Sail Forth- Steer for the deep waters only. Reckless O soul, exploring. I with thee and thou with me. For we are bound where mariner has not yet dared go. And we will risk the ship, ourselves, and all..  —Walt Whitman

W alking down the tree-lined streets of Hillsdale, Michigan, I was overwhelmed with a sense of nostalgia. Though my relationship with this small town of about 8,000 people is only about six years old, I found myself lost on its streets in a tsunami of Americana.

My journey to this moment began about a week ago with a Memorial Day venture through five different cemeteries and 150 years. I’m not always good about remembering. In fact, I’m often guilty of forgetting. The now is much more pressing. Tomorrow is far more urgent. Thank you Sally for pulling me into the past for a few days. Our cemetery tour was a trip to remember our own – my grandparents: Howard and Celia Buis as well as Barkley and Joyce Berry; Sally’s grandparents: Bill and Evelyn Huff plus Roy Sr. and Velma Watson as well as their son and Sally’s father, Roy Watson Jr. The day was full of stories; and remembering.

Along the way, we encountered long forgotten aunts and uncles, great grandparents, family friends, neighbors, and complete strangers. Though few of the individuals whose graves we visited were killed in the line of duty, we tasted a different kind of patriotism and connected with a very intimate form of Memorial Day. We also walked into our personal version of Americana; a place where our memories meld into a story that is more than just ours.  A story built not just on our own memories, but on the memories of others.

Wikipedia says that Americana encompasses “artifacts…related to the cultural history of the United States” or “guiding beliefs” that characterize our nation. Our American ethos, or set of ideals, is built on our national identity, one tied deeply to our collective memories: freedom, loss, trial, victory, purpose, opportunity. We hold these memories within the context of our broad national identify but also within our identities as communities and more acutely within the identify of our families. Our stories are fabulously complex narratives built layer upon layer across geography and generation.

Standing among the tombstones, I was drawn into the drama, tragedy, and triumph surrounding me. Beyond the known family stories, the names, dates, and other artifacts on and around the many graves told other tales. Soldiers, families, Christians, business owners, artists, animal lovers, and myriad other identities etched in eternity. The cemetery reflects the fabric of our nation in an image formed by what is no longer there. Human impressions made upon the canvas of time; shadows left by what we can no longer see but know was once there.

On this street, on this day, I’m struck by the convergence of our Americana. Memorial Day crosses line the main street, marked with the names of local heroes killed in the line of duty: WWI, WWII, Korea ,Vietnam. Flags surround the county courthouse calling attention to our legacy; our American ethos and its memory. Old buildings signal a brighter age yet still find usefulness in an era in which the small town no longer serves as the social and cultural center of our nation.

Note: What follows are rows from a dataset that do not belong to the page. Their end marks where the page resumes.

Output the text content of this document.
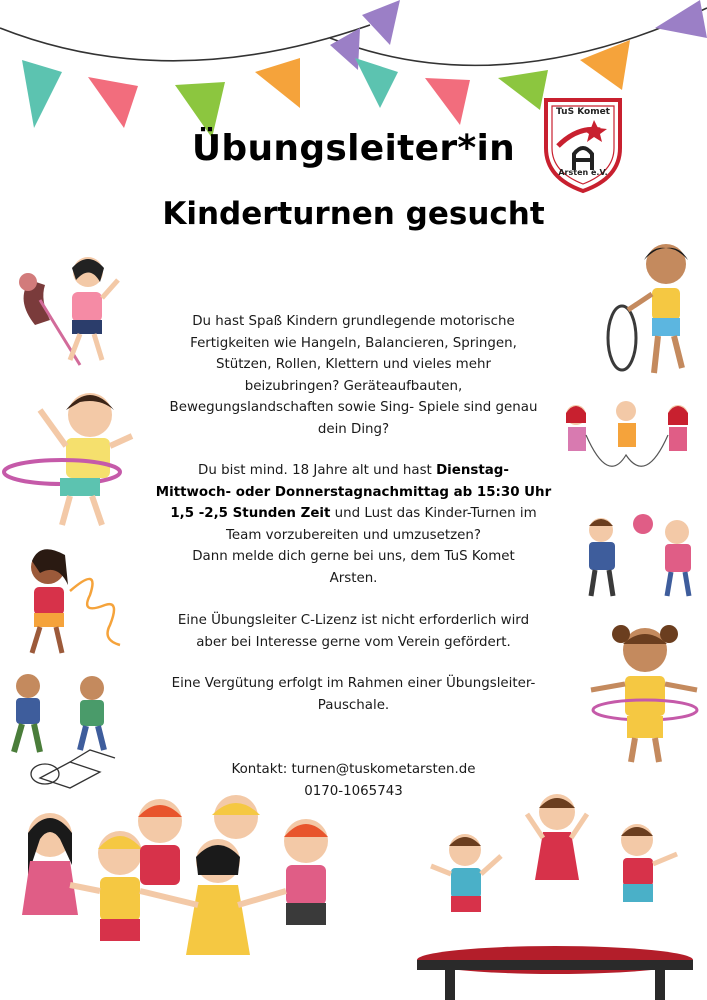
TuS Komet
Arsten e.V.
Übungsleiter*in
Kinderturnen gesucht
Du hast Spaß Kindern grundlegende motorische
Fertigkeiten wie Hangeln, Balancieren, Springen,
Stützen, Rollen, Klettern und vieles mehr
beizubringen? Geräteaufbauten,
Bewegungslandschaften sowie Sing- Spiele sind genau
dein Ding?
Du bist mind. 18 Jahre alt und hast Dienstag-
Mittwoch- oder Donnerstagnachmittag ab 15:30 Uhr
1,5 -2,5 Stunden Zeit und Lust das Kinder-Turnen im
Team vorzubereiten und umzusetzen?
Dann melde dich gerne bei uns, dem TuS Komet
Arsten.
Eine Übungsleiter C-Lizenz ist nicht erforderlich wird
aber bei Interesse gerne vom Verein gefördert.
Eine Vergütung erfolgt im Rahmen einer Übungsleiter-
Pauschale.
Kontakt: turnen@tuskometarsten.de
0170-1065743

Time and distance and progress mark the landscape of our country. When we stop for a moment and remember, the distance and time seem less remote. When we pause to listen, the words and events and lessons feel more relevant – maybe even timely. When we let ourselves feel that past, progress and all of its consequences don’t seem quite so inevitable.

Today, walking with my grandson, now 11 months, my connection to that past and the future it engenders feels complete. My part in the story cast in relief beside yours and his and theirs. My grandson’s part now only just beginning and I realize that the tale is truly ours. Ongoing. Unfinished. Optimistically possible. This is Americana, and we are its stewards.